Büyük üreticilerin tedarikçisiyiz
Küresel havacılık tedarik zincirinde Türkiye’nin rolüne değinen Öztürk, “Havacılık sadece uçağı yapmak değil, o uçağın ekosistemini oluşturmaktır. Koltuğundan camına, kompozitinden yazılımına kadar bu parçaları üretmek büyük bir endüstri gerektiriyor. Bugün dünyadaki her uçakta bizim ürettiğimiz bir parça var dersem abartmış olmam. TUSAŞ, Boeing’den Airbus’a, Skorsky’den Leonardo’ya kadar birçok büyük üreticinin tedarikçisi konumunda. Bu ciddi bir mühendislik, üretim ve güven ilişkisinin sonucudur” ifadelerini kullandı.

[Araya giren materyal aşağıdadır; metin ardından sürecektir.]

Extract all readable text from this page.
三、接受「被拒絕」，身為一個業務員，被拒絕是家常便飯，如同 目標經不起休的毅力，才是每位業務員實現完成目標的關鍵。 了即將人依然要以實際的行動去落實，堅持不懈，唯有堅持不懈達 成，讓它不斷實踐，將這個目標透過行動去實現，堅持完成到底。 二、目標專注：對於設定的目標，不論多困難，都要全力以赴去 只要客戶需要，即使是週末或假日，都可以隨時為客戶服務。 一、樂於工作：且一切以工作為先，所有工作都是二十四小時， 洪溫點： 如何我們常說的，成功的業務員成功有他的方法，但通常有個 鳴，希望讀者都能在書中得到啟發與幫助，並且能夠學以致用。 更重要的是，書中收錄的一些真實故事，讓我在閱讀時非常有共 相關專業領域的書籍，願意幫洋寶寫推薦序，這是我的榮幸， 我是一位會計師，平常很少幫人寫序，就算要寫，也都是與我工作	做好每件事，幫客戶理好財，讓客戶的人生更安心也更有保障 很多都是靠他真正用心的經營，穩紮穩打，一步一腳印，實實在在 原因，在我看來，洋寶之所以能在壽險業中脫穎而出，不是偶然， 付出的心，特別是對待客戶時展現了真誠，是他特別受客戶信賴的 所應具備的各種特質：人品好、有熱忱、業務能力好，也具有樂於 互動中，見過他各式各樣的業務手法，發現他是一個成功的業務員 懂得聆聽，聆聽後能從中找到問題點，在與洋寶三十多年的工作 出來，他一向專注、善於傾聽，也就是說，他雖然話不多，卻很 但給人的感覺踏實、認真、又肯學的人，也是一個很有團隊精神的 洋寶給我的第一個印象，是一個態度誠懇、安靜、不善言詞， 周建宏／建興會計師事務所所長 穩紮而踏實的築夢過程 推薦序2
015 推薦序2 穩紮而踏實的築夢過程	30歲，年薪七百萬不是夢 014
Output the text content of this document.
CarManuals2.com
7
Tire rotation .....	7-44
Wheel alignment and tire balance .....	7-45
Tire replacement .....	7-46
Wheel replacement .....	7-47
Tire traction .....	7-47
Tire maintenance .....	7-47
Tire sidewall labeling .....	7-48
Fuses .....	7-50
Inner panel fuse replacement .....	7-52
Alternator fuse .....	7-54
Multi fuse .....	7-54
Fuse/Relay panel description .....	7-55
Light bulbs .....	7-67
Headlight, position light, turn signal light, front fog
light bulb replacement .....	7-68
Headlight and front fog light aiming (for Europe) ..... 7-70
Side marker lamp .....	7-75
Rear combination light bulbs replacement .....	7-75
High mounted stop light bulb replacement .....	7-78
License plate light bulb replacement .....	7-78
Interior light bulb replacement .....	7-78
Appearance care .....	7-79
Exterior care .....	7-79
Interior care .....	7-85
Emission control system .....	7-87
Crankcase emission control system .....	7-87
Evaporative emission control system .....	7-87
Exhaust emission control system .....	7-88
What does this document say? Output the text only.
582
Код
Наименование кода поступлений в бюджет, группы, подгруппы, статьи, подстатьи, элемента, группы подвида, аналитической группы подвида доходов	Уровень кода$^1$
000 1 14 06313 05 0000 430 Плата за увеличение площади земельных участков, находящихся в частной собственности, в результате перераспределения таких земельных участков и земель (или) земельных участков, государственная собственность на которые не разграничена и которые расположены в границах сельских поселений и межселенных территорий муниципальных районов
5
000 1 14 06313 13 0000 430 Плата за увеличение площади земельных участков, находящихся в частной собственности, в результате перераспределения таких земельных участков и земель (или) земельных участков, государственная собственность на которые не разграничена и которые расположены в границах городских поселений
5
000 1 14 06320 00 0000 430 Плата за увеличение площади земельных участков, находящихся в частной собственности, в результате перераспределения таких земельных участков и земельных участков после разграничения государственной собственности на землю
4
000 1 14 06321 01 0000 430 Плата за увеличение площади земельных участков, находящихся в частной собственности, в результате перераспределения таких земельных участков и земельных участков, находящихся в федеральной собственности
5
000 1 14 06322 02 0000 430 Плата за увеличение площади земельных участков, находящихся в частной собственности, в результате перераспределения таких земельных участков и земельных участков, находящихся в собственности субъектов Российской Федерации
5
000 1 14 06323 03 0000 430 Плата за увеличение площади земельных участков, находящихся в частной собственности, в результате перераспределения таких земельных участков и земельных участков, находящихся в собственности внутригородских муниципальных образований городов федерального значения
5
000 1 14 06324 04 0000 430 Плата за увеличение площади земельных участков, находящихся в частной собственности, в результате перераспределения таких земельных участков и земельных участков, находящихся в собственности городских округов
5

MMU ile kabiliyetimizi gösterdik
Milli Muharip Uçak Kaan hakkında bilgi veren Öztürk, “Kaan’ın temelleri 2010’da atıldı ama asıl ivme 2017’den itibaren kazanıldı. Göreve başladığımda bu proje benim birinci görevimdi. İlk başta sadece bendim. Ekip kurduk, çok kısa sürede 500 kişiye ulaştık. Süre en büyük sıkıntımızdı ama inancımızdan hiç vazgeçmedik. Bu bir 5’inci nesil savaş uçağı ve dünyada bunu yapabilecek sayılı ülke var. Biz bu projeyle cesaretimizi, teknolojik olgunluğumuzu ve üretim kabiliyetimizi gösterdik” dedi.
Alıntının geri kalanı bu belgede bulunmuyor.